We have popsicles, then I try a Cherry Screamer which is a slush with ice cream in it. Somehow it is mixed wrong -- no sugar was put in so it is severely tart, to say the least. Pucker up and die. I end up getting a refund ... after eating all the ice cream, of course.
We buy wieners and marshmallows and head for the campsite. There are over 700 sites and most are taken. The check-in folks try to send us to some "beautiful" walk-in sites that are a mere 14 kilometres away -- all uphill. We decline and opt for the west end by the lake. This is the most uphill Susan has cycled in one day and she says she needs a stretcher. I think she could probably get by with a wheelchair.

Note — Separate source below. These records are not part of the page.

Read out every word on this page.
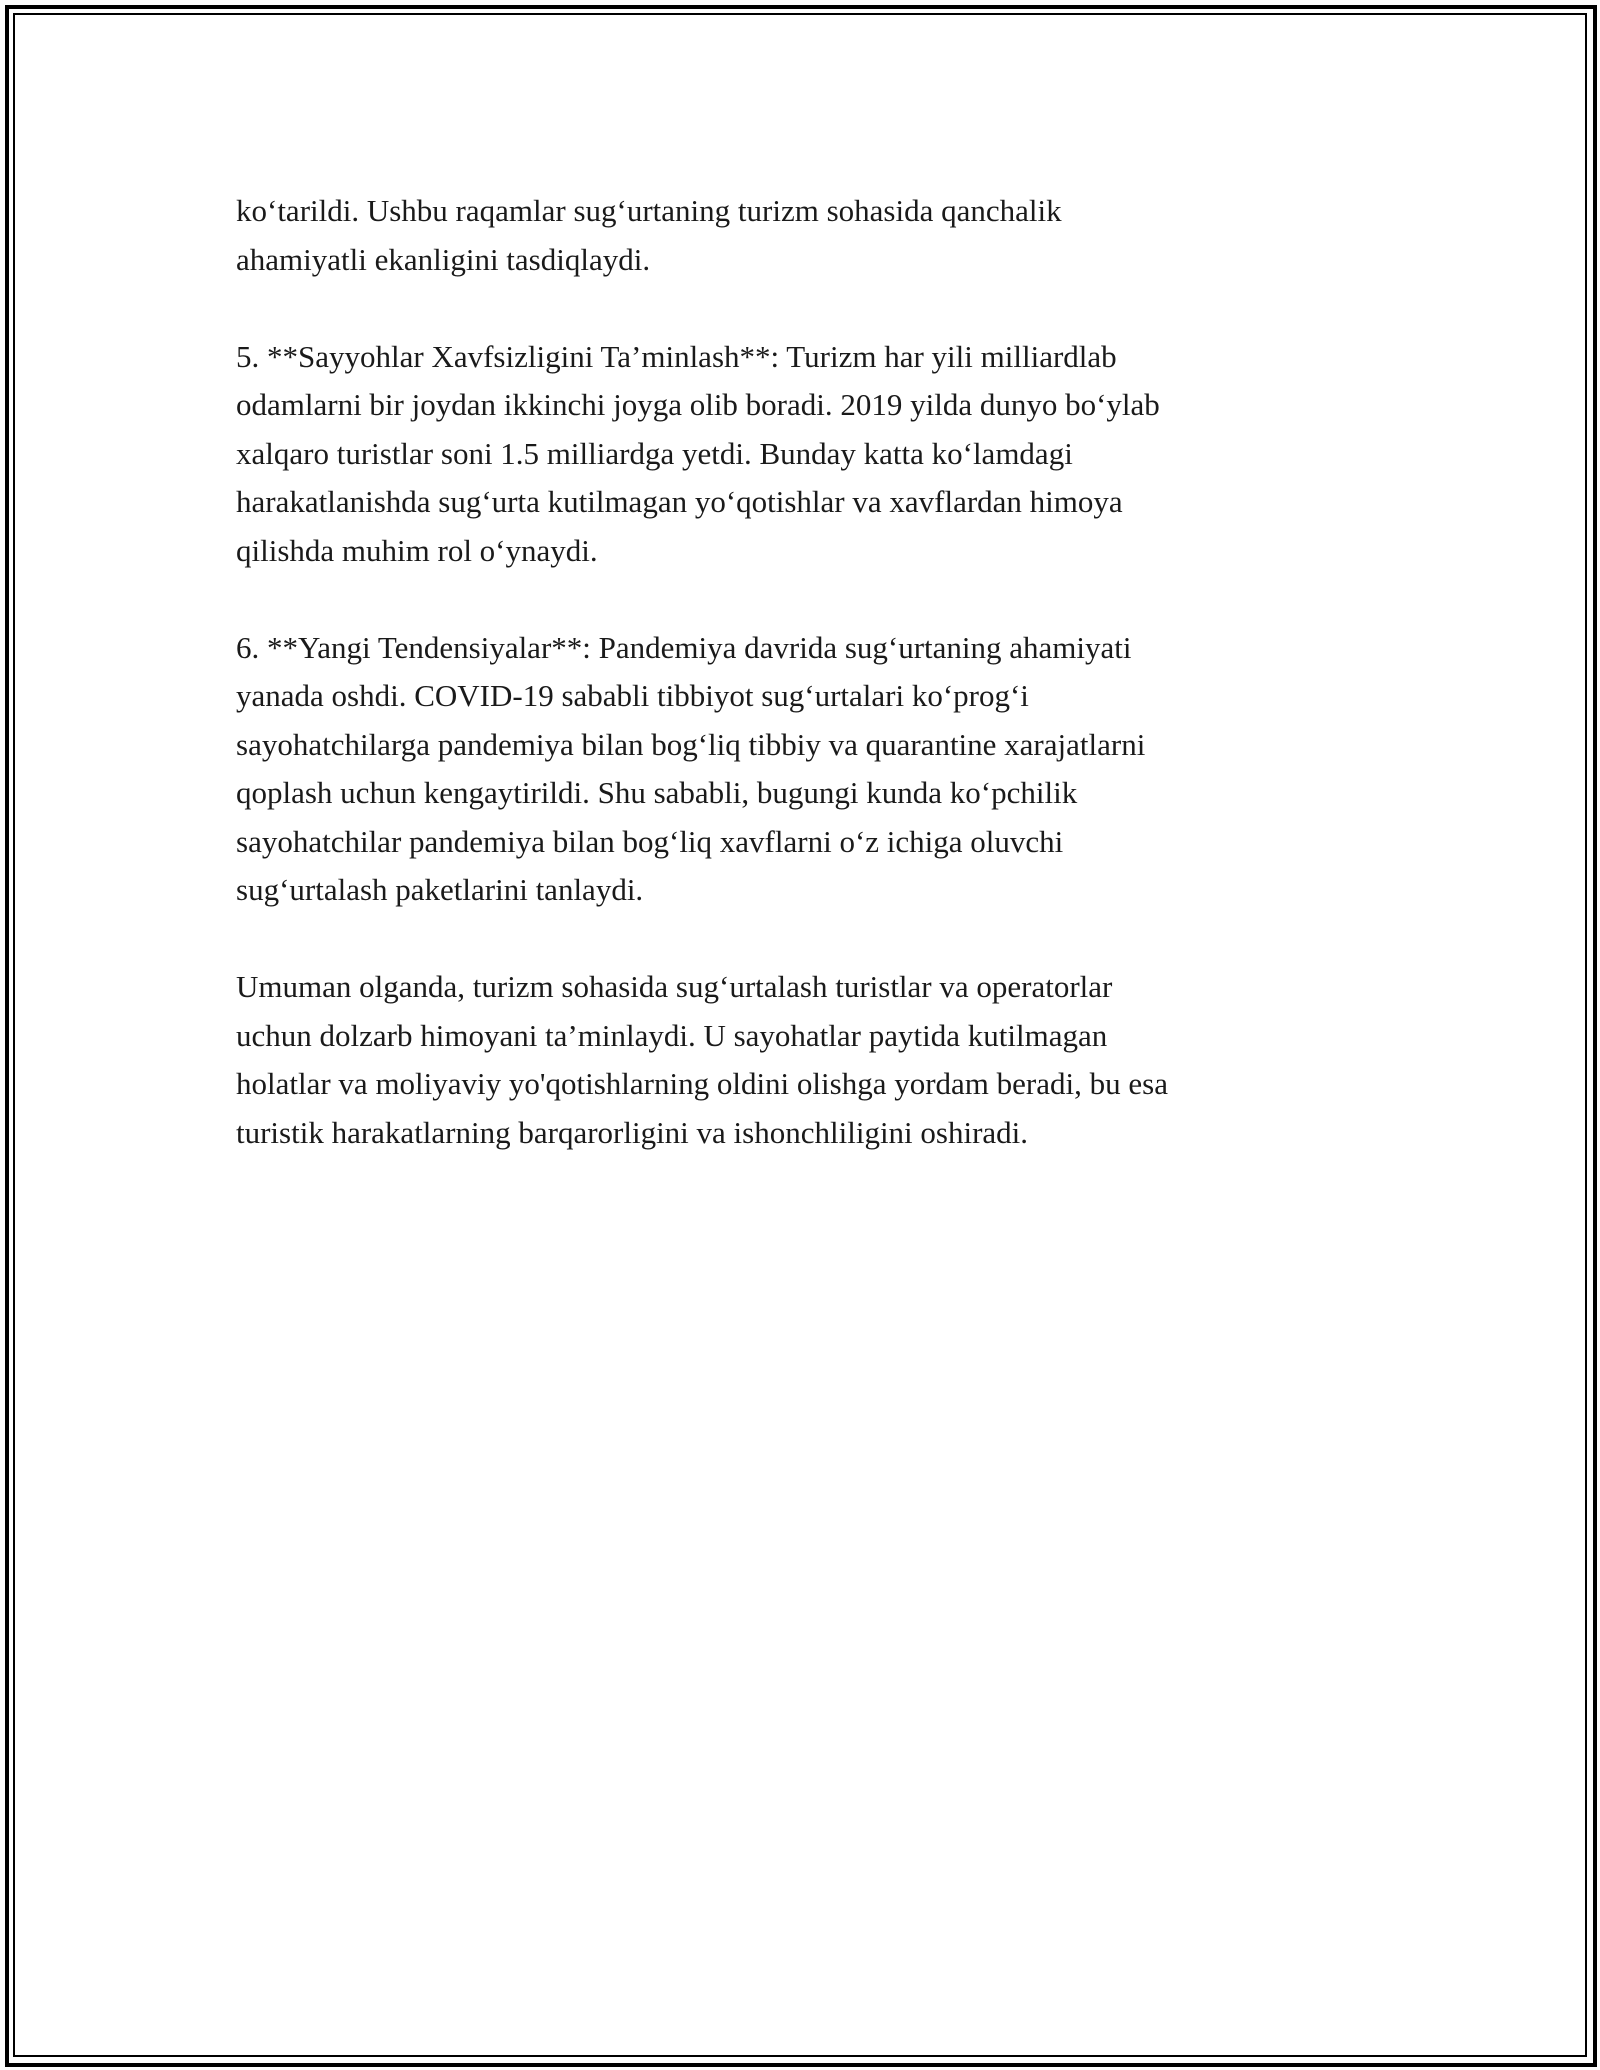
ko‘tarildi. Ushbu raqamlar sug‘urtaning turizm sohasida qanchalik
ahamiyatli ekanligini tasdiqlaydi.

5. **Sayyohlar Xavfsizligini Ta’minlash**: Turizm har yili milliardlab
odamlarni bir joydan ikkinchi joyga olib boradi. 2019 yilda dunyo bo‘ylab
xalqaro turistlar soni 1.5 milliardga yetdi. Bunday katta ko‘lamdagi
harakatlanishda sug‘urta kutilmagan yo‘qotishlar va xavflardan himoya
qilishda muhim rol o‘ynaydi.

6. **Yangi Tendensiyalar**: Pandemiya davrida sug‘urtaning ahamiyati
yanada oshdi. COVID-19 sababli tibbiyot sug‘urtalari ko‘prog‘i
sayohatchilarga pandemiya bilan bog‘liq tibbiy va quarantine xarajatlarni
qoplash uchun kengaytirildi. Shu sababli, bugungi kunda ko‘pchilik
sayohatchilar pandemiya bilan bog‘liq xavflarni o‘z ichiga oluvchi
sug‘urtalash paketlarini tanlaydi.

Umuman olganda, turizm sohasida sug‘urtalash turistlar va operatorlar
uchun dolzarb himoyani ta’minlaydi. U sayohatlar paytida kutilmagan
holatlar va moliyaviy yo'qotishlarning oldini olishga yordam beradi, bu esa
turistik harakatlarning barqarorligini va ishonchliligini oshiradi.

We buy firewood for $6 a bag and roast our wieners. More of the government user-pay plan. Is it just me? Or are there are a lot less camp fires this year? The government spent over $1 million on firewood last year. And it just goes the way government money usually does -- up in smoke.
We go for a hike on the Firerock Trail. Exceptional views overlook the lake. We hike through a forest of poplar and pine. Thousands of wild flowers. I didn't see any Cypress though.
Surprisingly, to me at least, there are no bugs at our site. It sure is wonderful to sit outside and not get chewed to death by the irritating little buggers. Our evening entertainment consists of listening to the guitar man in the next site who is wailing out songs by Glen Campbell and others. Better than TV.
Lots of stars to gaze at too. The moon is full. I can't imagine what it must be like in absolute inky blackness.
Riding time today was five hours. The wind was slightly behind us, which helped. I didn't feel we were going uphill much with the wind's assistance.